L’aspettativa è per una prevalenza di sorprese positive considerato che anche in questa occasione la reporting season è stata anticipata da un revisione al ribasso delle previsioni trimestrali. Da verificare se l’atteso superamento delle attese sarà ancora una volta accompagnato dalla revisione al ribasso delle stime sul trimestre in corso, anche perché con riferimento alle stime sull’intero anno negli Stati Uniti da qualche mese si è sostanzialmente arrestato il processo negativo di revisione, mentre in Europa a partire dal mese di settembre sono giunti importanti segnali di stabilizzazione. Per quanto riguarda il raggiungimento di un’intesa sullo shutdown e sul debt ceiling sia comunque positivca e possa essere salutata da un balzo iniziale dei mercati, l’assenza di un accordo su tutta la linea (ipotesi al momento più probabile) sembra non lasciare spazio per un forte movimento di Wall Street, anche perché il mercato, prossimo ai massimi assoluti fatti registrare a metà settembre, ha già incorporato una soluzione positiva del dibattito fiscale (molto dipenderà comunque dell’orizzonte temporale della soluzione adottata, positiva se di qualche mese, negativa se limitata a qualche settimana).

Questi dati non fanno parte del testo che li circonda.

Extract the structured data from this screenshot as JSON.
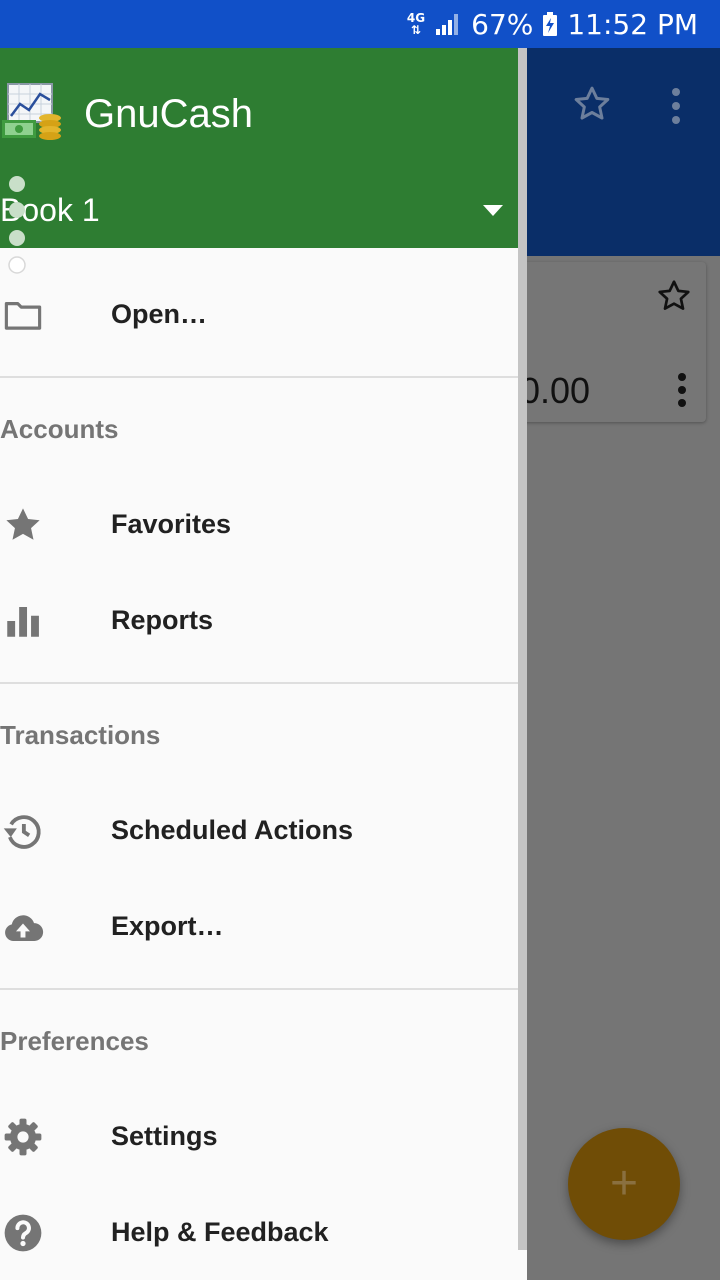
{
  "status_bar": {
    "network": "4G",
    "battery": "67%",
    "time": "11:52 PM"
  },
  "background": {
    "card_amount": "0.00"
  },
  "drawer": {
    "app_name": "GnuCash",
    "book_name": "Book 1",
    "open_item": "Open…",
    "sections": [
      {
        "title": "Accounts",
        "items": [
          {
            "label": "Favorites",
            "icon": "star-icon"
          },
          {
            "label": "Reports",
            "icon": "bar-chart-icon"
          }
        ]
      },
      {
        "title": "Transactions",
        "items": [
          {
            "label": "Scheduled Actions",
            "icon": "history-icon"
          },
          {
            "label": "Export…",
            "icon": "cloud-upload-icon"
          }
        ]
      },
      {
        "title": "Preferences",
        "items": [
          {
            "label": "Settings",
            "icon": "gear-icon"
          },
          {
            "label": "Help & Feedback",
            "icon": "help-icon"
          }
        ]
      }
    ]
  },
  "colors": {
    "status_bar": "#1150c8",
    "drawer_header": "#2e7d32",
    "fab": "#704d06",
    "icon": "#757575"
  }
}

I mercati azionari, sostenuti dalle politiche monetarie delle banche centrali, si sono portati avanti all’andamento dell’economia e degli utili aziendali. L’impressione è che su un orizzonte temporale di qualche mese (considerato anche il posticipo del tapering), l’approccio risk-on sia destinato a prevalere spostando al medio- lungo termine la verifica sull’eventuale dissonanza rispetto all’entità della crescita economica e, di conseguenza, dei ricavi e degli utili aziendali. In questo contesto la nostra preferenza resta per i mercati europei e per il Giappone:

a)      I primi dovrebbero beneficiare del miglioramento dell’economia, di un favorevole scenario dei flussi (con il parziale rientro dei capitali fuoriusciti negli anni passati) e di migliori livelli valutativi (il gap con gli Stati Uniti diventa piuttosto evidente se si prende a riferimento metriche di lungo termine con il P/E mediato per il ciclo, il cosidetto P/E di Shiller);

b)      Sulla Borsa giapponese dovrebbero continuare a dispiegarsi gli effetti della cosiddetta Abenomics e della sua esposizione ai settori ciclici.

Sul fronte tassi, alla luce dello scenario delineato (accelerazione americana frenata dalla “crisi” fiscale e tapering quantomeno posticipato di qualche mese), dovremmo vedere i rendimenti dei Governativi core muoversi per alcuni mesi in un trading range delimitato dai recenti minimi e dai massimi di metà settembre. Sui Governativi italiani il rapporto rischio-rendimento resta poco attraente, mentre con riferimento ai Corporate, da un lato il default rate non dovrebbe destare preoccupazione, dall’altro lo spazio di contrazione degli spread sembra limitato.